W końcu widzę szansę, na powrót mojego syna do jako takiej normalności. Będąc na bezrobociu Mariusz niemal cały swój wolny czas spędzał na siedzeniu przed komputerem, graniu w jakieś gry czy śledzeniu znajomych na portalach internetowych. Gdy jego fascynacja Internetem nie przechodziła, a wręcz pogłębiała się, zaczęłam bać się o możliwość uzależnienia mojego dziecka od komputera i sieci internetowej. Mariusz całe dnie siedział na facebooku i przeglądał profile różnych, nawet nieznanych mu osób. Nie wiem co go pociągało w zbieraniu informacji o innych.

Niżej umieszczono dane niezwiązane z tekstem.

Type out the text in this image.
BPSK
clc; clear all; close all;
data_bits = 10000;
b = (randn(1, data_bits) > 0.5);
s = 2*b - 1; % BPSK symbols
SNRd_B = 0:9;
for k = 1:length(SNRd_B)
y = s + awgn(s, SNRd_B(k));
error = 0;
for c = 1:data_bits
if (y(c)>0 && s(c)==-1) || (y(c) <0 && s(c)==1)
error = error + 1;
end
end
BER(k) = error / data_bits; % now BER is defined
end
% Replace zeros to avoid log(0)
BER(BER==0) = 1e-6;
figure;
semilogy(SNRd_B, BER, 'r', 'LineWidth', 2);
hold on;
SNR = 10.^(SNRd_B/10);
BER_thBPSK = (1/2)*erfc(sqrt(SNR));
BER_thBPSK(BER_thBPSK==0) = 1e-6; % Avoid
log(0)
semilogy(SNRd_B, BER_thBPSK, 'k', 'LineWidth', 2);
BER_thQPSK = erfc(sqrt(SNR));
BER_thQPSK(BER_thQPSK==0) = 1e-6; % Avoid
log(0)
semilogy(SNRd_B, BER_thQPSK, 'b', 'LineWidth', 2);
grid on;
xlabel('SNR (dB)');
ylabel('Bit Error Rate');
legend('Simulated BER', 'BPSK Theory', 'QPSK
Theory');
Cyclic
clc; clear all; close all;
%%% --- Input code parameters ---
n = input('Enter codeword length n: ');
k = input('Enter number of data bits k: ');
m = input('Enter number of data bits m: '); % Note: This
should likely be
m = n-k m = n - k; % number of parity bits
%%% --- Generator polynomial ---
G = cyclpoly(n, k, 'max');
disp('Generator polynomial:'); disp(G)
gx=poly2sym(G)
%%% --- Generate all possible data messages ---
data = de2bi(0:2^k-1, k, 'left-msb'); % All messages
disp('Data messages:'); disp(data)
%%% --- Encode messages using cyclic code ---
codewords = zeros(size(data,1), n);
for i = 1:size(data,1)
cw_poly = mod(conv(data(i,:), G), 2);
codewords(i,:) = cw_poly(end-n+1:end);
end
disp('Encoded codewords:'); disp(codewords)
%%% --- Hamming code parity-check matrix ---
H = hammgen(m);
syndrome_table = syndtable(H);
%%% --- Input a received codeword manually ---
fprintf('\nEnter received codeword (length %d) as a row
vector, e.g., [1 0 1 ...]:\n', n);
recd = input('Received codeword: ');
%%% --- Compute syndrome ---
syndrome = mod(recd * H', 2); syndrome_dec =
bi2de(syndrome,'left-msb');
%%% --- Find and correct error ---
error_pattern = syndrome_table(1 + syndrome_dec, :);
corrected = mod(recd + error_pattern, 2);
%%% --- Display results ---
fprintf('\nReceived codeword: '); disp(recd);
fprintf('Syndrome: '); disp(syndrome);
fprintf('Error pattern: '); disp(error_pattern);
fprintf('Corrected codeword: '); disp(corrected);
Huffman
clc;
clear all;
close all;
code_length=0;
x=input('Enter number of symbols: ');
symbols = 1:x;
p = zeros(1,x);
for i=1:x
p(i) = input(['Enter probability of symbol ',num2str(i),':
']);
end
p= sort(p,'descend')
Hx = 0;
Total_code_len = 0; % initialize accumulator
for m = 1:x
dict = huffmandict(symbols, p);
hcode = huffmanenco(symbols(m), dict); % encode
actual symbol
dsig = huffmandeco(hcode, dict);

Mariusz przestał nawet przeglądać oferty pracy, na których jakiś czas temu najbardziej mu zależało. Chcąc nie chcąc, wzięłam sprawy w swoje ręce i w jego imieniu wysłałam parę CV. Wielkie było zdziwienie mojego syna, gdy pewnego ranka otrzymał zaproszenie na rozmowę kwalifikacyjną na stanowisko pracownika magazynu, o którym nic nie wiedział. Na szczęście Mariusz umie się zachować w każdej sytuacji, bez problemu wszedł w swoją rolę i zagrał jakby wiedział o co chodzi. Dopiero później nieco dostało mi się za działanie za jego plecami, jednak nie przejęłam się zbytnio złością syna. Wszystko rekompensował mi fakt, że Mariusz od razu po otrzymaniu telefonu o rozmowie odkleił się od komputera i zaczął przygotowywać do spotkania. Mimo, że od czasu do czasu korzystał z Internetu do sprawdzenia jakiejś informacji, nie było to tak intensywne jak przed paroma dniami.
Rozmowa kwalifikacyjna Mariusza poszła świetnie, o czym świadczy fakt, że dostał propozycję pracy jako pracownik magazynu, pracownik magazynu Łódź. Osiągnęłam sukces! Codzienne wychodzenie na parę godzin z domu odciąga go od komputera, a o to mi przecież chodziło!